Cheating / Plagiarism

I was accepted into MHC at one of the CUNYs, which was my goal because I wouldn’t be able to afford my other top choices.

I’m doing extremely poorly in an AP course, and while that IS horrible and puts me in a risky situation, it’s honestly not my biggest concern at the moment. My bigger problem is that I was “caught cheating twice.” Now, I know your initial impression is that I’m a terrible person, but let me try to explain myself.

My high school’s policy is that if you have 2 or more counts of cheating during your high school career, you must notify the college you were accepted into. Both offenses happened with that one AP class this year second semester, so you can see this is not reoccuring behavior for me. The first count I get. I basically did a project with the help of a friend who was taking the same class, and my end result ended up being too similar to hers for my teacher’s liking. The second count was NOT intentional. Not trying to completely put the blame off myself or anything, but for this particular group project, many of my teacher’s students shared information with each other. Obviously knowing I could jeopardize myself, I did a bit of work on the project and told my group members I didn’t feel right about using other people’s work. They peer pressured me and before I knew it, they submitted the project. Of course, I was wrong in not saying no or approaching administration beforehand, but this wasn’t me being lazy or malicious.

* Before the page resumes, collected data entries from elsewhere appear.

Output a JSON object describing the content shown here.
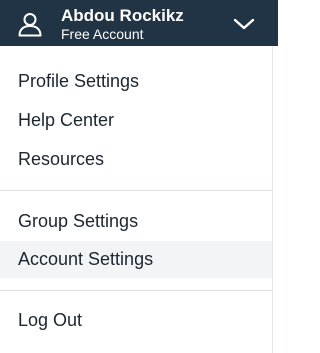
{
  "header": {
    "user_name": "Abdou Rockikz",
    "plan": "Free Account",
    "user_icon": "user-icon",
    "toggle_icon": "chevron-down-icon",
    "background": "#213445"
  },
  "menu": {
    "group1": [
      "Profile Settings",
      "Help Center",
      "Resources"
    ],
    "group2": [
      "Group Settings",
      "Account Settings"
    ],
    "group3": [
      "Log Out"
    ],
    "active_item": "Account Settings",
    "active_background": "#f2f4f6"
  }
}
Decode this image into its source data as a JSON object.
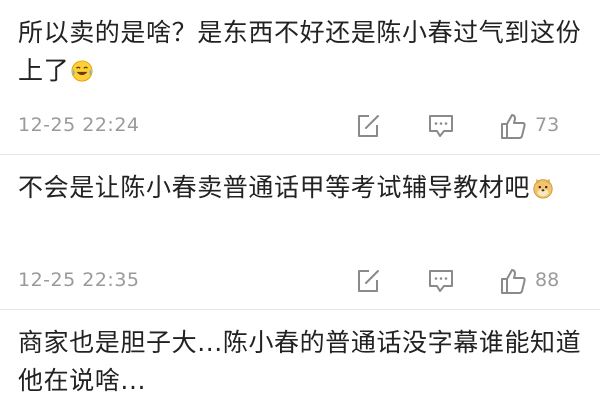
{
  "comments": [
    {
      "text": "所以卖的是啥？是东西不好还是陈小春过气到这份上了",
      "emoji": "laughing-crying-emoji",
      "timestamp": "12-25 22:24",
      "like_count": "73"
    },
    {
      "text": "不会是让陈小春卖普通话甲等考试辅导教材吧",
      "emoji": "doge-emoji",
      "timestamp": "12-25 22:35",
      "like_count": "88"
    },
    {
      "text": "商家也是胆子大...陈小春的普通话没字幕谁能知道他在说啥..."
    }
  ],
  "icons": {
    "repost": "share-icon",
    "reply": "comment-icon",
    "like": "thumbs-up-icon"
  },
  "colors": {
    "text": "#222222",
    "meta": "#9a9a9a",
    "divider": "#e6e6e6"
  }
}
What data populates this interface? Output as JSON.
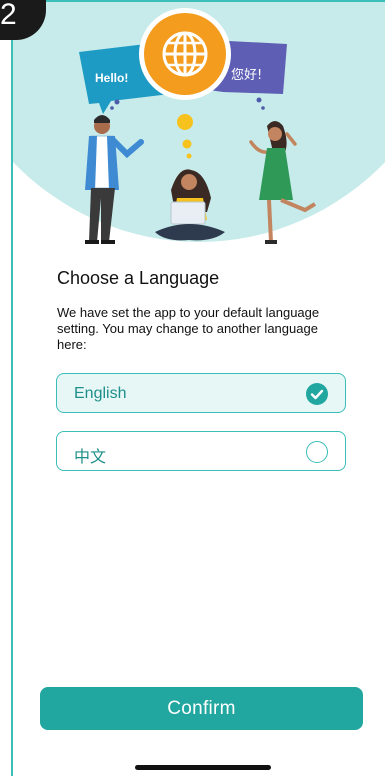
{
  "step_badge": {
    "number": "2"
  },
  "hero": {
    "bubble_left": "Hello!",
    "bubble_right": "您好!",
    "globe_icon": "globe-icon"
  },
  "page": {
    "title": "Choose a Language",
    "description": "We have set the app to your default language setting. You may change to another language here:"
  },
  "languages": [
    {
      "label": "English",
      "selected": true
    },
    {
      "label": "中文",
      "selected": false
    }
  ],
  "confirm_label": "Confirm",
  "colors": {
    "accent": "#22a6a0",
    "accent_light": "#e6f7f6",
    "hero_bg": "#c6ebea",
    "bubble_blue": "#1d9bc4",
    "bubble_purple": "#5e5fb4",
    "globe_orange": "#f39c1d"
  }
}
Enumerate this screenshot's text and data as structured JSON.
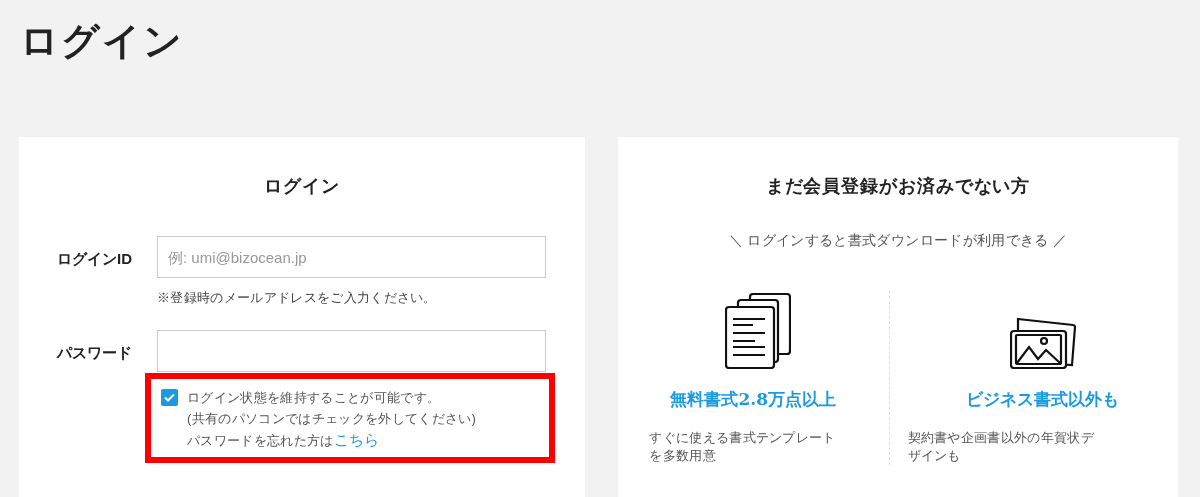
{
  "page_title": "ログイン",
  "login": {
    "heading": "ログイン",
    "fields": [
      {
        "label": "ログインID",
        "placeholder": "例: umi@bizocean.jp",
        "hint": "※登録時のメールアドレスをご入力ください。"
      },
      {
        "label": "パスワード"
      }
    ],
    "remember": {
      "checked": true,
      "text": "ログイン状態を維持することが可能です。",
      "note": "(共有のパソコンではチェックを外してください)"
    },
    "forgot": {
      "text": "パスワードを忘れた方は",
      "link": "こちら"
    }
  },
  "signup": {
    "heading": "まだ会員登録がお済みでない方",
    "tagline": "＼ ログインすると書式ダウンロードが利用できる ／",
    "features": [
      {
        "kind": "documents",
        "title": "無料書式2.8万点以上",
        "lines": [
          "すぐに使える書式テンプレート",
          "を多数用意"
        ]
      },
      {
        "kind": "images",
        "title": "ビジネス書式以外も",
        "lines": [
          "契約書や企画書以外の年賀状デ",
          "ザインも"
        ]
      }
    ]
  }
}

Luckily, I’m close to my guidance counselor. We’ll be writing the letter regarding that to be sent in with my final transcript, but this whole situation has made me extremely depressed. She is being realistic, but she did encourage me in the fact that I can explain myself and she can also vouch for me (like what I said in the prior paragraph, although I should take more responsibility in it so I don’t come across as saving my own ass too much).
Is there no hope for me? I’ve never been this depressed in my life. My other grades are good, even better than previous years. I want to emphasize that I’m extremely hard working and virtuous. This year is the first that something like this ever happened. There WAS personal stuff, like extreme anxiety, relative’s death, etc… (But is the personal part worthy of mention? Or does that sound like an excuse)

This is probably too lengthy, but I’ve honestly been going slightly insane lately. Getting my offer rescinded would ruin my life. Yes, it’s my fault, but I don’t want to drag my entire family down from this mistake.

Oh, since I know people find this kind of stuff interesting, I only know of 2 kids from my school’s last year’s graduating class who were rescinded. Both got into lower tier Ivy league schools. One was rescinded for either failing several classes, or failing one class and doing noticeably worse in the others. Basically an extreme, obvious case of senioritis. The other had poor grades as well, but it was probably more because he was arrested for doing something stupid. (This is how my close friends have been comforting me but I don’t find much hope in this lol)
Thank you if you took the time to read this! Please don’t be too cruel haha.

Colleges will often only rescind for poor grades, but academic dishonesty is a huge issue at colleges (coming from a transfer student who has studied at numerous community and 4-year colleges). You should absolutely notify the MHC program at the CUNY you were accepted into, and the only thing that worries me from reading your post is that Honors Programs would absolutely demand a higher caliber of performance and honesty from their students. You should probably stick to explaining the situations and reasons for both instances, and also explicate what academics means to you and why you absolutely will avoid academic dishonesty in the future (and actually stick to that promise). I’m glad your counselor is helping you, and hope that you can describe that you are truly “hardworking and virtuous.” Would you have reported this academic dishonesty or continued cheating in any way if you didn’t have to let CUNY know? I would talk about that in your letter.

Anyway, I think you’re okay. I don’t know how heavily CUNY’s MHC would view your dilemma, but since you were already accepted, I would try to just move forward positively from this and practice integrity in your final weeks before college.